Soviet radar calibration target satellite

Kosmos 285 (Космос 285 meaning Cosmos 285), known before launch as DS-P1-Yu No.24, was a Soviet satellite which was used as a radar calibration target for tests of anti-ballistic missiles. It was a 250 kg spacecraft, which was built by the Yuzhnoye Design Bureau, and launched in 1969 as part of the Dnepropetrovsk Sputnik programme.

Kosmos 285 was launched from Site 133/1 at the Plesetsk Cosmodrome, atop a Kosmos-2I 63SM carrier rocket. The launch occurred on 3 June 1969 at 12:57:27 UTC, and resulted in Kosmos 285's successful deployment into low Earth orbit. Upon reaching orbit, it was assigned its Kosmos designation, and received the International Designator 1969-049A.

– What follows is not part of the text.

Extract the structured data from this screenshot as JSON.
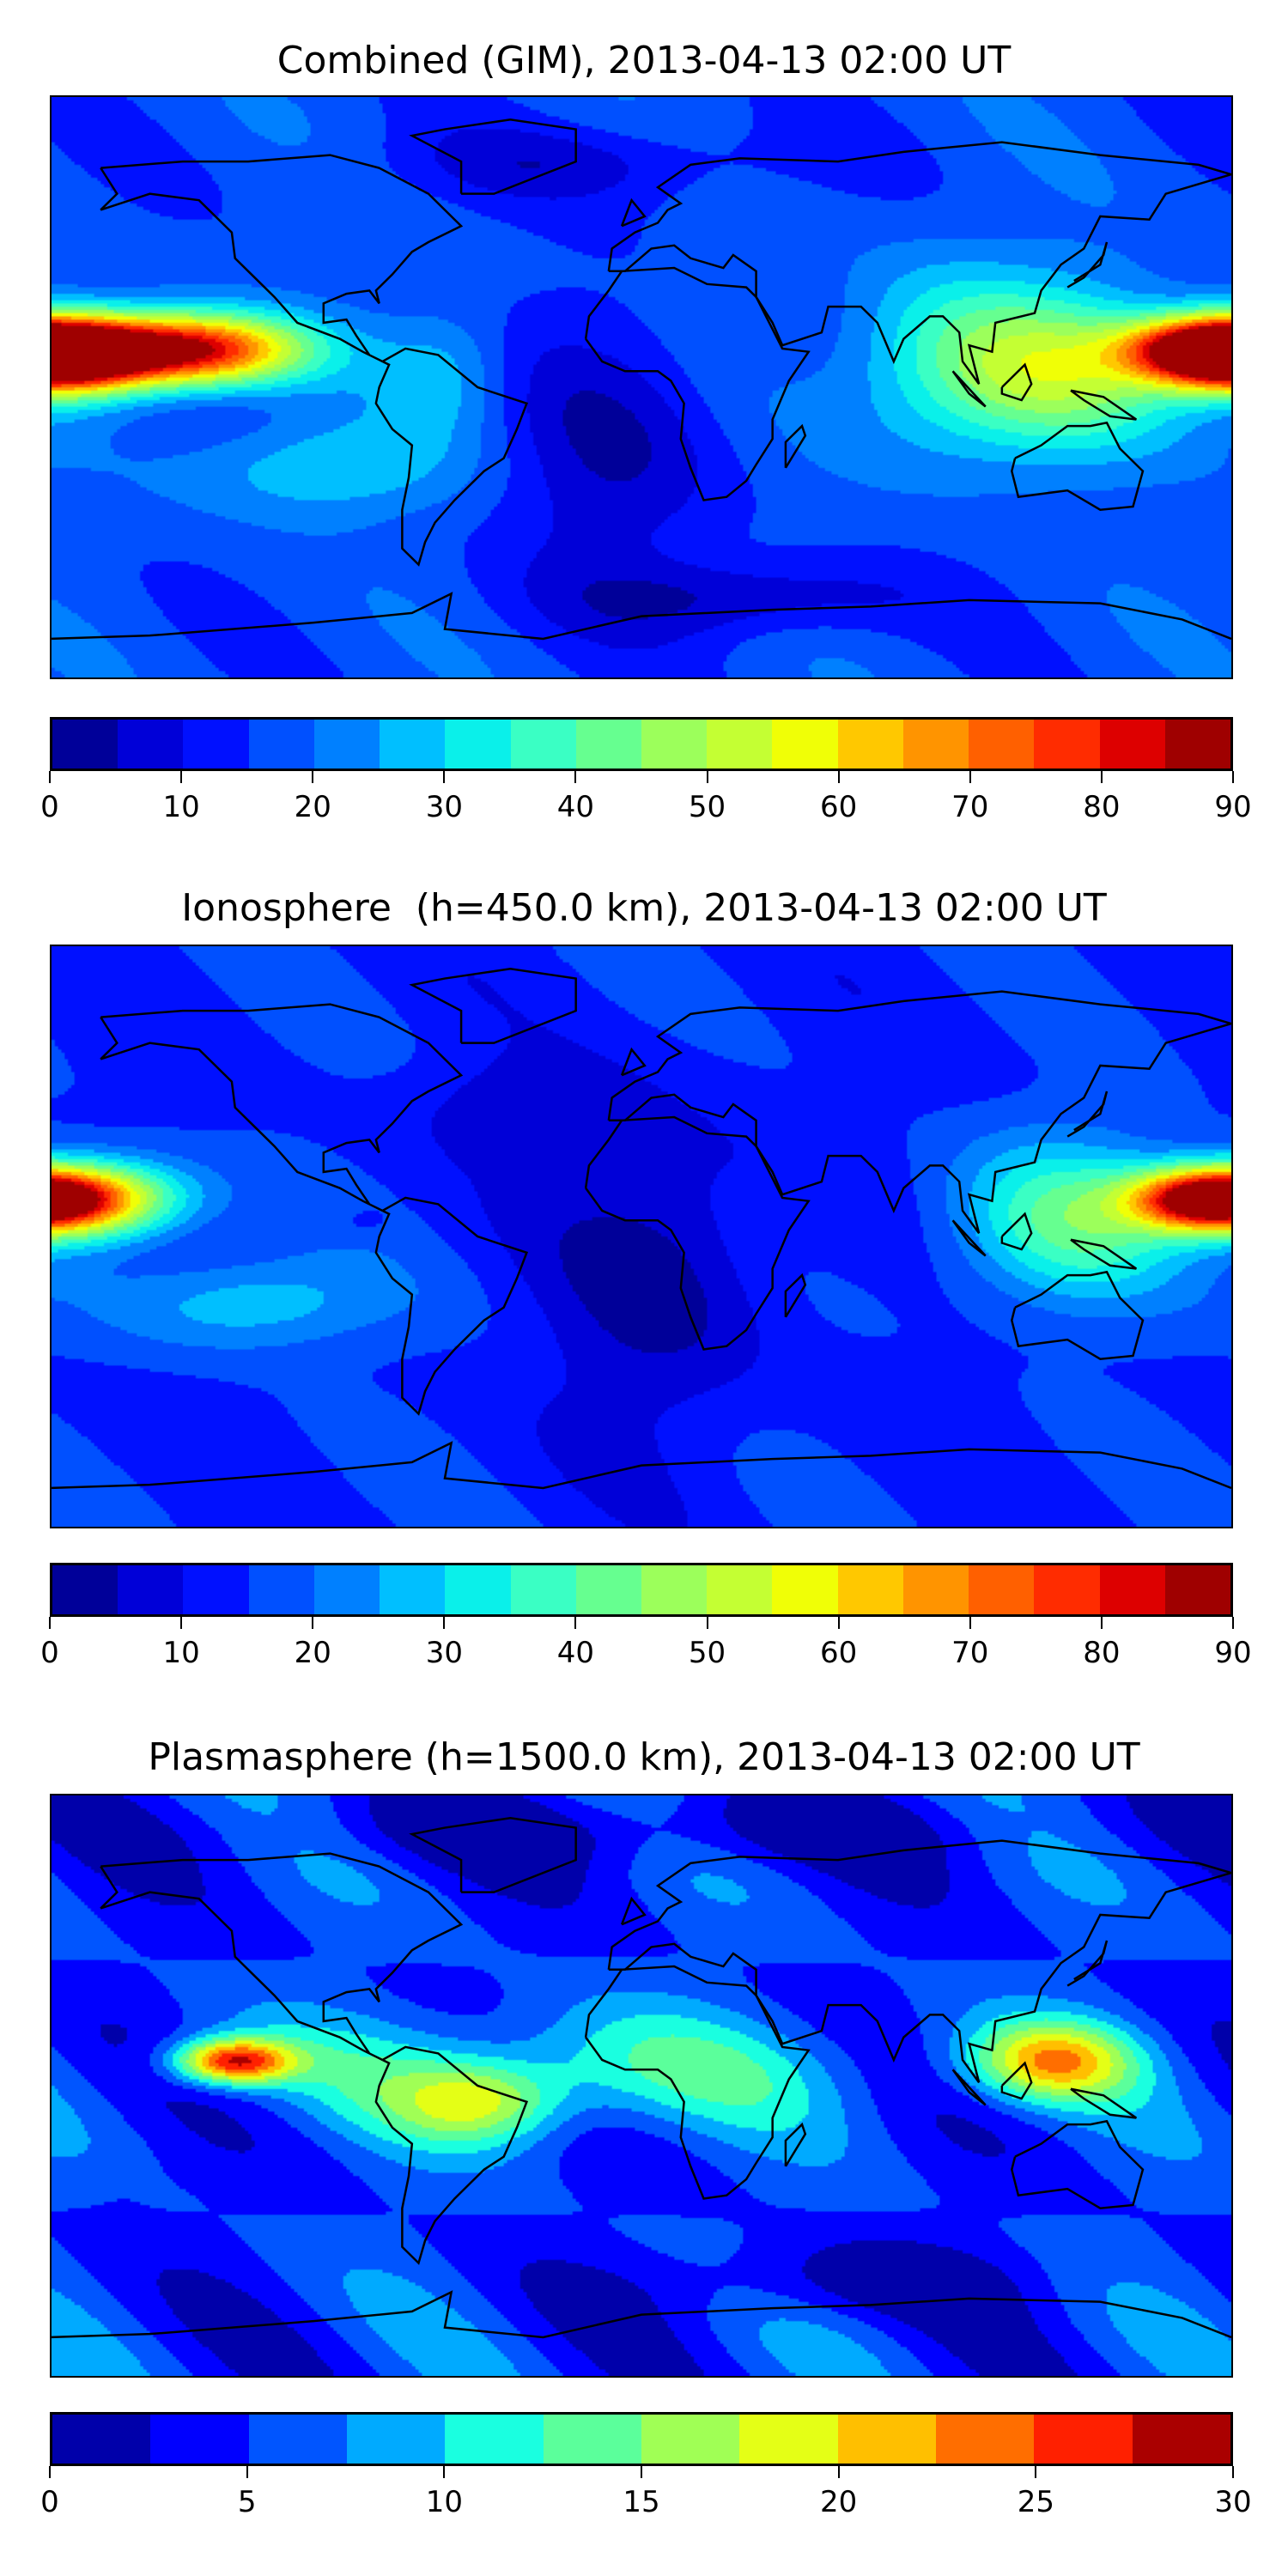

Kosmos 285 was operated in an orbit with a perigee of 257 km, an apogee of 452 km, 71 degrees of inclination, and an orbital period of 91.6 minutes. It remained in orbit until it decayed and reentered the atmosphere on 7 October 1969. It was the twenty-second of seventy nine DS-P1-Yu satellites to be launched, and the twenty-first of seventy two to successfully reach orbit.